2. Aux termes de l’article 8 de la convention européenne de sauvegarde des droits de l’homme et des libertés fondamentales : « 1. Toute personne a droit au respect de sa vie privée et familiale, de son domicile et de sa correspondance. / 2. Il ne peut y avoir ingérence d’une autorité publique dans l’exercice de ce droit que pour autant que cette ingérence est prévue par la loi et qu’elle constitue une mesure qui, dans une société démocratique, est nécessaire à la sécurité nationale, à la sûreté publique, au bien-être économique du pays, à la défense de l’ordre et à la prévention des infractions pénales, à la protection de la santé ou de la morale, ou à la protection des droits et libertés d’autrui ». Par ailleurs, aux termes du premier paragraphe de l’article 3 de la convention internationale des droits de l’enfant : « Dans toutes les décisions qui concernent les enfants, qu’elles soient le fait des institutions publiques ou privées de protection sociale, des tribunaux, des autorités administratives ou des organes législatifs, l’intérêt supérieur de l’enfant doit être une considération primordiale ».

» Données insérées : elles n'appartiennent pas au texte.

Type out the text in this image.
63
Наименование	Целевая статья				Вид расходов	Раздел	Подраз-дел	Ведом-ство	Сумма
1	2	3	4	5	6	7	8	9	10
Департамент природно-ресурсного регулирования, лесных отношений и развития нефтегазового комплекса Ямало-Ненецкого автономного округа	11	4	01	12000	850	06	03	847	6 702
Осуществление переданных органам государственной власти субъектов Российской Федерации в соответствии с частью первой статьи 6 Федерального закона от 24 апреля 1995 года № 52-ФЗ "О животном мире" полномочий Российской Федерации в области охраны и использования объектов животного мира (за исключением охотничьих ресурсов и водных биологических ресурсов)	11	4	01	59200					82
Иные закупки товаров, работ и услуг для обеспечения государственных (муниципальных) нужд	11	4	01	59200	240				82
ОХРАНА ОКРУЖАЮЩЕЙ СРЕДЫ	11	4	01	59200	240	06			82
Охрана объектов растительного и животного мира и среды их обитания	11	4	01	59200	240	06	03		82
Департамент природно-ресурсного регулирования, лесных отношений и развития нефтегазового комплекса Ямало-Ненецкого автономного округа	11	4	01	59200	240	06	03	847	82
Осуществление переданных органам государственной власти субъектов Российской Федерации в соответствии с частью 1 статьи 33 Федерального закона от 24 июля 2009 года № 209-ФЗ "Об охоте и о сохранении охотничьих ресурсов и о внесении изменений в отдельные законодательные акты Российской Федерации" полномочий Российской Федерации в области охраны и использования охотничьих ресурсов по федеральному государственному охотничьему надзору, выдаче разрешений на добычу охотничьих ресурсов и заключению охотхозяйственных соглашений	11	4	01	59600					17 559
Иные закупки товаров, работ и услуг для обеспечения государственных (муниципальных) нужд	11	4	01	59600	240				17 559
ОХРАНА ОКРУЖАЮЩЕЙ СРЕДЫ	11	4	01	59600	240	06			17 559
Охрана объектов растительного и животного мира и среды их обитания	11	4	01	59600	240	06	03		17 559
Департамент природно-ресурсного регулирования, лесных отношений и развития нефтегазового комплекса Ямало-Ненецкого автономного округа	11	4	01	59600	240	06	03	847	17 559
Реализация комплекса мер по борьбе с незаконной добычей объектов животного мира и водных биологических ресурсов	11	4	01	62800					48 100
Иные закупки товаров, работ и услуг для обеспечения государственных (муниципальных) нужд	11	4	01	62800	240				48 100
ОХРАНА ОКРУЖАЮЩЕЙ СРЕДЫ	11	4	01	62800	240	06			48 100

3. Il ressort des énonciations du jugement dont les motifs ont été adoptés par l’ordonnance attaquée que le tribunal administratif de Montreuil a retenu que M. B… réside habituellement en France depuis 2006, avec son épouse de même nationalité en situation régulière, ainsi que leur fille, née en 2012 sur le territoire national et qui ne possédait pas la nationalité française à la date de la décision contestée, qu’il a été condamné par un jugement du 16 février 2022 du tribunal correctionnel de Bobigny à une peine de quatre mois d’emprisonnement avec sursis pour des faits de violence commis le 26 août 2021 sur son épouse, en présence d’un mineur, que ce comportement n’est pas isolé et qu’il est ainsi de nature à révéler que la présence de M. B… sur le territoire national constitue une menace pour l’ordre public. Le tribunal a par ailleurs retenu, en se référant notamment à l’avis défavorable émis par la commission du titre de séjour, que M. B… ne justifiait pas d’une insertion professionnelle, culturelle et linguistique en France. En se fondant sur ces éléments, par adoption des motifs retenus par le tribunal administratif de Montreuil, et alors qu’il ne ressort pas des pièces du dossier qui lui était soumis qu’un obstacle s’opposerait à la reconstitution de la cellule familiale en Turquie, pour écarter les moyens tirés de la méconnaissance des articles 8 de la convention européenne de sauvegarde des droits de l’homme et des libertés fondamentales et 3, de la convention internationale des droits de l’enfant, l’auteur de l’ordonnance attaquée l’a suffisamment motivée.
4. Il résulte de ce qui précède que le pourvoi de M. B… doit être rejeté, y compris, par voie de conséquence, les conclusions présentées au titre de l’article 37 de la loi du 10 juillet 1991.
D E C I D E :
--------------
Article 1er : Le pourvoi de M. B… est rejeté.
Article 2 : La présente décision sera notifiée à M. A… B….
Copie en sera adressée au ministre de l’intérieur.